Toutes les semaines ou à peu près, il y eut donc un courrier, une sorte de chronique fashionable, pleine de rien et de tout, où on parlait des bals bourgeois et des goûts aristocratiques, des révolutions et des rubans nouveaux, des petits quolibets de celui-ci, et des grandes mystifications de celui-là, de la politique de M. Guizot et des manchettes de valenciennes, des travers de la marquise de Trois-Étoiles et des canapés de lampas, de l’urbanité de M. de Metternich et des romans de M. Paul de Kock : chronique décousue, on le voit, mais amusante, et où le paradoxe s’unissait à la fantaisie, où une médisance coquettement babillarde s’entremêlait à mille futilités, dites avec le plus grand sérieux du monde. Qu’y avait-il cependant de tout-à-fait nouveau dans l’invention des revues parisiennes, adoptée depuis et propagée par cette presse moutonnière, à qui tous les succès font envie ? Était-ce le fond, était-ce la forme ? Raconter des bagatelles et aiguiser de petites malices, voilà le fond ; les distribuer en chapitres, les découper en feuilletons, voilà la forme. Je crains bien que cette belle création ne soit pas précisément aussi neuve qu’on pourrait le croire.

Un rêveur subtil, Joubert, remarque à un endroit de ses Pensées que le style frivole est depuis long-temps parfait dans notre littérature. Voiture, Hamilton, Mlle de Launay, Boufflers, avaient, depuis bien long-temps, montré qu’il est possible d’enchâsser des minuties dans de gracieuses phrases, et de donner du prix à une matière sans valeur par le seul fini du travail, par le délié des ciselures. La Bruyère, avec son tact exquis, dit quelque part : « Pour rencontrer heureusement sur les petits sujets, il faut trop de fécondité ; c’est créer que de railler ainsi et faire quelque chose de rien. » Voilà une double leçon, et pour ceux qui méprisent ce genre secondaire du badinage, et pour ceux qui croient faire acte suffisant de modestie en se rabattant à ces régions sans conséquence.
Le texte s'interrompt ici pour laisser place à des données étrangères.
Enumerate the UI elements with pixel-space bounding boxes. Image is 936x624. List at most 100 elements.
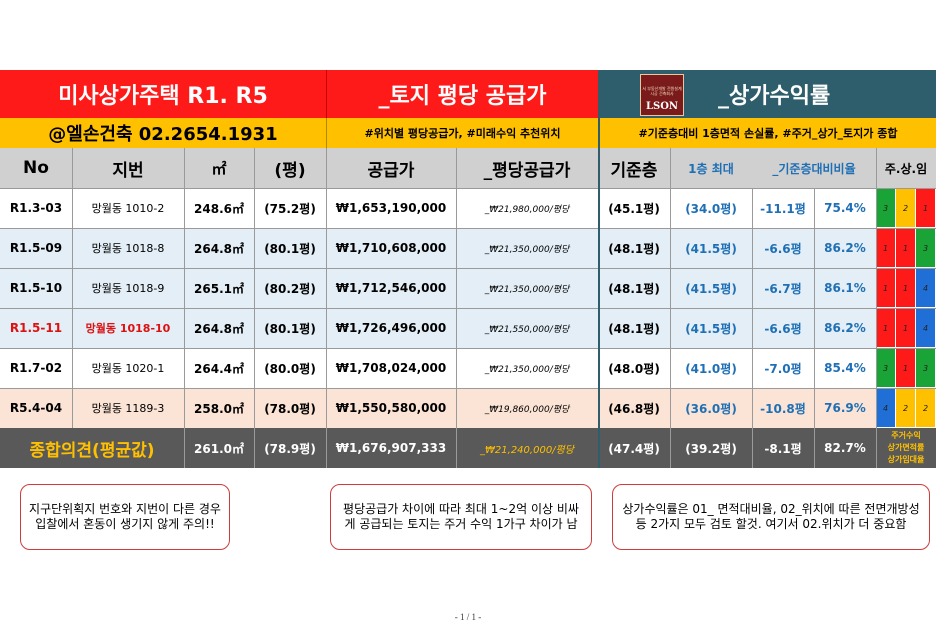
mix-indicator: 4 <box>916 269 935 307</box>
title-left: 미사상가주택 R1. R5 <box>0 70 326 118</box>
grid-line <box>598 148 600 468</box>
summary-row <box>0 428 936 468</box>
row-sqm: 258.0㎡ <box>194 401 244 416</box>
grid-line <box>456 148 457 468</box>
row-no: R5.4-04 <box>9 401 63 415</box>
row-first-floor: (34.0평) <box>685 201 737 216</box>
mix-indicator: 1 <box>876 309 895 347</box>
summary-sqm: 261.0㎡ <box>194 441 244 456</box>
table-row <box>0 188 876 228</box>
row-pyeong: (78.0평) <box>264 401 316 416</box>
row-sqm: 264.8㎡ <box>194 241 244 256</box>
mix-indicator: 1 <box>896 229 915 267</box>
table-row <box>0 388 876 428</box>
row-ratio: 75.4% <box>824 201 866 215</box>
summary-base-floor: (47.4평) <box>608 441 660 456</box>
col-mix: 주.상.임 <box>884 161 928 176</box>
row-ratio: 86.2% <box>824 321 866 335</box>
row-pyeong: (75.2평) <box>264 201 316 216</box>
grid-line <box>0 188 936 189</box>
row-first-floor: (41.5평) <box>685 321 737 336</box>
summary-label: 종합의견(평균값) <box>29 440 155 461</box>
row-unit-price: _₩21,350,000/평당 <box>484 284 570 295</box>
row-price: ₩1,712,546,000 <box>335 281 447 295</box>
logo-small-text: 서 부동산개발 전원설계 시공 건축회사 <box>642 86 682 96</box>
row-base-floor: (48.1평) <box>608 281 660 296</box>
row-lot: 망월동 1020-1 <box>91 362 165 375</box>
summary-unit-price: _₩21,240,000/평당 <box>480 444 574 456</box>
row-ratio: 86.2% <box>824 241 866 255</box>
row-base-floor: (46.8평) <box>608 401 660 416</box>
tagline-mid: #위치별 평당공급가, #미래수익 추천위치 <box>326 118 598 148</box>
row-sqm: 264.8㎡ <box>194 321 244 336</box>
row-price: ₩1,726,496,000 <box>335 321 447 335</box>
col-lot: 지번 <box>112 160 144 181</box>
col-ratio: _기준층대비비율 <box>772 161 856 176</box>
mix-indicator: 1 <box>896 349 915 387</box>
row-lot: 망월동 1010-2 <box>91 202 165 215</box>
legend-residential: 주거수익 <box>891 431 921 440</box>
mix-indicator: 2 <box>896 389 915 427</box>
row-sqm: 248.6㎡ <box>194 201 244 216</box>
row-price: ₩1,710,608,000 <box>335 241 447 255</box>
row-diff: -6.6평 <box>764 321 802 336</box>
legend-commercial-rent: 상가임대율 <box>887 455 925 464</box>
mix-indicator: 3 <box>876 349 895 387</box>
summary-ratio: 82.7% <box>824 441 866 455</box>
row-ratio: 85.4% <box>824 361 866 375</box>
page-number: - 1 / 1 - <box>454 612 482 622</box>
summary-price: ₩1,676,907,333 <box>335 441 447 455</box>
note-unit-price: 평당공급가 차이에 따라 최대 1~2억 이상 비싸게 공급되는 토지는 주거 … <box>330 484 592 550</box>
note-commercial-return: 상가수익률은 01_ 면적대비율, 02_위치에 따른 전면개방성 등 2가지 … <box>612 484 930 550</box>
row-ratio: 86.1% <box>824 281 866 295</box>
row-first-floor: (36.0평) <box>685 401 737 416</box>
row-lot: 망월동 1018-9 <box>91 282 165 295</box>
col-pyeong: (평) <box>274 160 306 181</box>
row-unit-price: _₩19,860,000/평당 <box>484 404 570 415</box>
col-price: 공급가 <box>367 160 415 181</box>
mix-indicator: 3 <box>916 349 935 387</box>
row-first-floor: (41.5평) <box>685 281 737 296</box>
row-price: ₩1,550,580,000 <box>335 401 447 415</box>
table-row <box>0 308 876 348</box>
grid-line <box>0 268 936 269</box>
row-unit-price: _₩21,350,000/평당 <box>484 364 570 375</box>
legend-commercial-area: 상가면적률 <box>887 443 925 452</box>
row-no: R1.5-11 <box>9 321 63 335</box>
row-price: ₩1,653,190,000 <box>335 201 447 215</box>
logo: 서 부동산개발 전원설계 시공 건축회사 LSON <box>640 74 684 116</box>
mix-indicator: 2 <box>916 389 935 427</box>
col-base-floor: 기준층 <box>610 160 658 181</box>
row-base-floor: (48.1평) <box>608 321 660 336</box>
table-row <box>0 228 876 268</box>
row-pyeong: (80.1평) <box>264 321 316 336</box>
row-lot: 망월동 1018-10 <box>85 322 171 335</box>
col-first-floor-max: 1층 최대 <box>688 161 734 176</box>
column-header-row <box>0 148 936 188</box>
grid-line <box>0 308 936 309</box>
grid-line <box>670 148 671 468</box>
summary-first-floor: (39.2평) <box>685 441 737 456</box>
row-pyeong: (80.0평) <box>264 361 316 376</box>
tagline-right: #기준층대비 1층면적 손실률, #주거_상가_토지가 종합 <box>598 118 936 148</box>
row-first-floor: (41.0평) <box>685 361 737 376</box>
grid-line <box>0 348 936 349</box>
row-base-floor: (48.0평) <box>608 361 660 376</box>
grid-line <box>72 148 73 428</box>
grid-line <box>0 228 936 229</box>
mix-indicator: 3 <box>876 189 895 227</box>
mix-indicator: 1 <box>896 269 915 307</box>
mix-indicator: 4 <box>876 389 895 427</box>
grid-line <box>752 188 753 468</box>
mix-indicator: 2 <box>896 189 915 227</box>
grid-line <box>184 148 185 468</box>
row-sqm: 265.1㎡ <box>194 281 244 296</box>
logo-text: LSON <box>645 101 679 112</box>
row-base-floor: (48.1평) <box>608 241 660 256</box>
row-base-floor: (45.1평) <box>608 201 660 216</box>
mix-indicator: 1 <box>876 269 895 307</box>
summary-legend: 주거수익 상가면적률 상가임대율 <box>876 428 936 468</box>
row-no: R1.7-02 <box>9 361 63 375</box>
row-no: R1.3-03 <box>9 201 63 215</box>
row-pyeong: (80.1평) <box>264 241 316 256</box>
C’est que la modestie n’est pas aussi facile qu’on le croit ; c’est que tout, jusqu’à la légèreté, a son prix et son écueil. À n’en croire que La Bruyère, la sévérité ici serait légitime ; mais avons-nous les mêmes droits que lui d’être exigeans ? Ce n’est pas l’assurance, à coup sûr, qui manque à l’auteur des Lettres parisiennes ; il est fort douteux cependant que le spirituel feuilletoniste osât accepter le programme de l’auteur des Caractères.
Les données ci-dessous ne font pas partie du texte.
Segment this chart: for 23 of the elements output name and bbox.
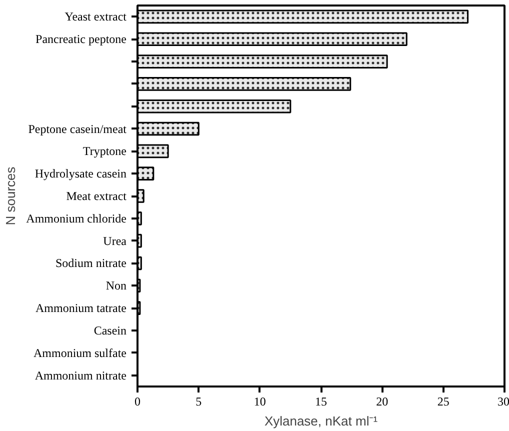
y-tick-label: Ammonium sulfate xyxy=(34,346,127,360)
y-tick-label: Non xyxy=(106,278,127,293)
y-axis-title: N sources xyxy=(3,166,18,226)
y-tick-label: Urea xyxy=(103,234,128,248)
y-tick-label: Ammonium chloride xyxy=(26,211,127,226)
x-tick-label: 0 xyxy=(134,394,140,408)
y-tick-label: Sodium nitrate xyxy=(56,256,127,270)
y-tick-label: Yeast extract xyxy=(64,10,128,24)
y-tick-label: Peptone casein/meat xyxy=(28,122,128,136)
y-tick-label: Ammonium nitrate xyxy=(34,368,127,382)
y-tick-label: Ammonium tatrate xyxy=(36,301,127,316)
x-tick-label: 20 xyxy=(376,394,388,408)
x-axis-title: Xylanase, nKat ml⁻¹ xyxy=(264,414,378,428)
y-tick-label: Pancreatic peptone xyxy=(36,32,127,46)
x-tick-label: 15 xyxy=(315,394,327,408)
y-tick-label: Hydrolysate casein xyxy=(34,166,127,181)
x-tick-label: 10 xyxy=(254,394,266,408)
y-tick-label: Casein xyxy=(94,323,127,338)
x-tick-label: 25 xyxy=(437,394,450,408)
y-tick-label: Tryptone xyxy=(82,144,127,158)
y-tick-label: Meat extract xyxy=(66,189,128,203)
x-tick-label: 5 xyxy=(196,394,202,408)
x-tick-label: 30 xyxy=(498,394,509,408)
Parler des choses du monde avec esprit, dire avec grace des enfantillages mondains, est, on vient de le voir, une assez vieille nouveauté. La forme, tantôt hebdomadaire, tantôt mensuelle que Mme de Girardin donna à sa correspondance, ne saurait passer davantage pour une trouvaille dont elle ait à revendiquer l’idée première : c’est ce que faisait Grimm pour le prince de Gotha, c’est ce que faisait La Harpe pour le grand-duc de Russie. Ce qui appartient donc véritablement à Mme de Girardin, c’est d’avoir approprié son bulletin de la vie élégante à la forme banale du feuilleton.
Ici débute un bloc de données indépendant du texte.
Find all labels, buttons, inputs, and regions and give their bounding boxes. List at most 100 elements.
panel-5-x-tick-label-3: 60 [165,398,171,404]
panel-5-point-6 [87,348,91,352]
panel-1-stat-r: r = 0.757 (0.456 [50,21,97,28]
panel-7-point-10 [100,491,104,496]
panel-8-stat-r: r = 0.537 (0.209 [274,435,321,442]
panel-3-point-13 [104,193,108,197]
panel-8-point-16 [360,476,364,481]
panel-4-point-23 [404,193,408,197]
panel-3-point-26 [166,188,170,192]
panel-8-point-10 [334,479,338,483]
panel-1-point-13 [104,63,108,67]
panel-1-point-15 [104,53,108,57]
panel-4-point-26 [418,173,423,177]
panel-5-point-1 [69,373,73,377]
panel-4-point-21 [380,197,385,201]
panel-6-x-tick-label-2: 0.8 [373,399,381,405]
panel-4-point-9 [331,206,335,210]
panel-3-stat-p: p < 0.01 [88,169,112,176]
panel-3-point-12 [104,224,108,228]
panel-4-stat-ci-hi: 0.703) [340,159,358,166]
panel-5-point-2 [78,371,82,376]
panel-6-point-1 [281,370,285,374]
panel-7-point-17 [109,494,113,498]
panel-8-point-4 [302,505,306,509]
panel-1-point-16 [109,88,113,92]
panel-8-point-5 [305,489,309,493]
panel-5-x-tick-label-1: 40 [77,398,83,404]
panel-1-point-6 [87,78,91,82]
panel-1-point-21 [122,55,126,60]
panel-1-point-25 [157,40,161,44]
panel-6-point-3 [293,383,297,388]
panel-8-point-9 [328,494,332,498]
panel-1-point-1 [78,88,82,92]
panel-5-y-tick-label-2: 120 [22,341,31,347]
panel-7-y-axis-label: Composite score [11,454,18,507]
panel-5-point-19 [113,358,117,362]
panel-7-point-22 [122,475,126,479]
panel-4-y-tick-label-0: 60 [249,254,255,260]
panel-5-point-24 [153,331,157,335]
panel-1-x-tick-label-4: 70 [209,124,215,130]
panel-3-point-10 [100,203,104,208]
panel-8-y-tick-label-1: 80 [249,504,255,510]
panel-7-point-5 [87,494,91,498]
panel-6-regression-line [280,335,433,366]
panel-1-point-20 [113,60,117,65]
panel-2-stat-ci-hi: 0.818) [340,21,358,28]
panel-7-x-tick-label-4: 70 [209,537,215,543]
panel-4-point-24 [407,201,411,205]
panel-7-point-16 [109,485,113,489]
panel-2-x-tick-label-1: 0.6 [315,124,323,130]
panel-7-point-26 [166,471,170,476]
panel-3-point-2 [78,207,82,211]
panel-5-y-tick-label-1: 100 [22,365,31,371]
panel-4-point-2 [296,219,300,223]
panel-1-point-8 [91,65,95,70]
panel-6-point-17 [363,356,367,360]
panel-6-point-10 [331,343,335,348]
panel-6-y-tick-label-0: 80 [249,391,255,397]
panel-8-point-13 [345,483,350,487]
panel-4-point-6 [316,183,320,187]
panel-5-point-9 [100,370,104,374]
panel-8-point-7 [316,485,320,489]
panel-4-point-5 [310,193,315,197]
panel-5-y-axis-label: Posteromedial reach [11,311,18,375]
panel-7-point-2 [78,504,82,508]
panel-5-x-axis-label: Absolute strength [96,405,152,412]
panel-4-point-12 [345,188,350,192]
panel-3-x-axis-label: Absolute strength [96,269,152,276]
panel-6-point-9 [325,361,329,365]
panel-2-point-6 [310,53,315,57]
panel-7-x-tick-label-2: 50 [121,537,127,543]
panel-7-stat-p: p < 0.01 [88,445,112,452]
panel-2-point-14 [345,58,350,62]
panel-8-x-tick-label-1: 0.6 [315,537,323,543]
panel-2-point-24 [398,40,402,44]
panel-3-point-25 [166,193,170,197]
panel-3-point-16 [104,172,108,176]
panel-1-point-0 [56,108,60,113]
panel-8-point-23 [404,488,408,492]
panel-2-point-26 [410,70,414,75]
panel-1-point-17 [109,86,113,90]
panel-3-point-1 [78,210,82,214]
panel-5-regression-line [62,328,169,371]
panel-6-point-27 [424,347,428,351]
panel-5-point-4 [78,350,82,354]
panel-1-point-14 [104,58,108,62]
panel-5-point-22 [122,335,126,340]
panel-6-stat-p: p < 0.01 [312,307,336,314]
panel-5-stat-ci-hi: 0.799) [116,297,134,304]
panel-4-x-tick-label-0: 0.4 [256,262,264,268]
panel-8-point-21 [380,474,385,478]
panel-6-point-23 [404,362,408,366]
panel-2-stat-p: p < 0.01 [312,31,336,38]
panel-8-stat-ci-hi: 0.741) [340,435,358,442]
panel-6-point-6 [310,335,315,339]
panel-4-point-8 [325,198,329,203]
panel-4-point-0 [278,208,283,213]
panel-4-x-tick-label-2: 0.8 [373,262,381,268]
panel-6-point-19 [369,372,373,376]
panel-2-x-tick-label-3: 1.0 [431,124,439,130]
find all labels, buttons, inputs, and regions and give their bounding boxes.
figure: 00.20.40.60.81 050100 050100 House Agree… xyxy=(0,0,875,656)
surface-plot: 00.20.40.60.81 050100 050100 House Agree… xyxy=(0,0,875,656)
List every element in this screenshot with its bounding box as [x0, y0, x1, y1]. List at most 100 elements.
Comme le feuilleton s’est aussitôt emparé, pour la reproduire partout, de l’idée première des Lettres Parisiennes, on pourrait s’imaginer que c’est bien plutôt l’auteur qui s’est imposé au feuilleton que le feuilleton qui s’est imposé à lui. Il n’en est rien pourtant : le feuilleton est une triste et envahissante maladie de notre temps, qui paraît destinée faire le tour de la littérature. Rien n’y aura échappé, et, au premier jour peut-être, on ne voudra plus de livres d’histoire et de philosophie qu’ainsi déchiquetés par lambeaux, qu’ainsi jetés par parcelles, comme une pâture plus facile, aux intelligences paresseuses. À notre sens, rien n’éveille davantage chez le public le goût des fadaises, rien n’entretient mieux sa naturelle indolence, que ce fâcheux procédé de publication successive et fragmentaire. Voilà maintenant que, du camp des romanciers, l’épidémie gagne le camp des critiques, au grand profit de ces mêmes faiseurs de nouvelles, qui sont fort aises de trouver ainsi des complices, dans les juges qui les fustigeaient naguère. Il est, en effet, évident que toutes ces revues périodiques du monde fashionable, auxquelles les journaux accordent aujourd’hui une place régulière, sont précisément à l’ancienne critique littéraire, à la critique sérieuse, instruite, raisonnée, ce que sont les romans improvisés, les contes maladifs, les communes et mélodramatiques histoires du feuilleton, aux compositions de l’art véritable, aux œuvres patientes de l’imagination créatrice. Maintenant, est-ce aller trop loin que de faire la mode des courriers de Paris responsable, pour une bonne part, de la décadence chaque jour plus évidente de l’esprit critique ? Quoi de plus propre effectivement à pervertir le goût, à répandre l’amour des futilités, que ce dilettantisme insouciant, que ce caquetage sans consistance, que tout ce prétentieux jargon, et surtout que l’attention ramenée sans cesse sur les petites choses, au continuel détriment des grandes ? À l’heure qu’il est, le roman industriel tient, dans la plupart des journaux quotidiens, toute la place qui peut y être donnée aux lettres : quelque humble coin demeurait pourtant çà et là, où un reste de critique littéraire se réfugiait, où se glissait encore furtivement l’examen des productions contemporaines. C’est ce dernier asile, que le feuilleton bavard et soi-disant mondain a envahi ; c’est là qu’il s’est installé, en prenant sans façon toute la place. La critique peut bien lui en garder quelque rancune.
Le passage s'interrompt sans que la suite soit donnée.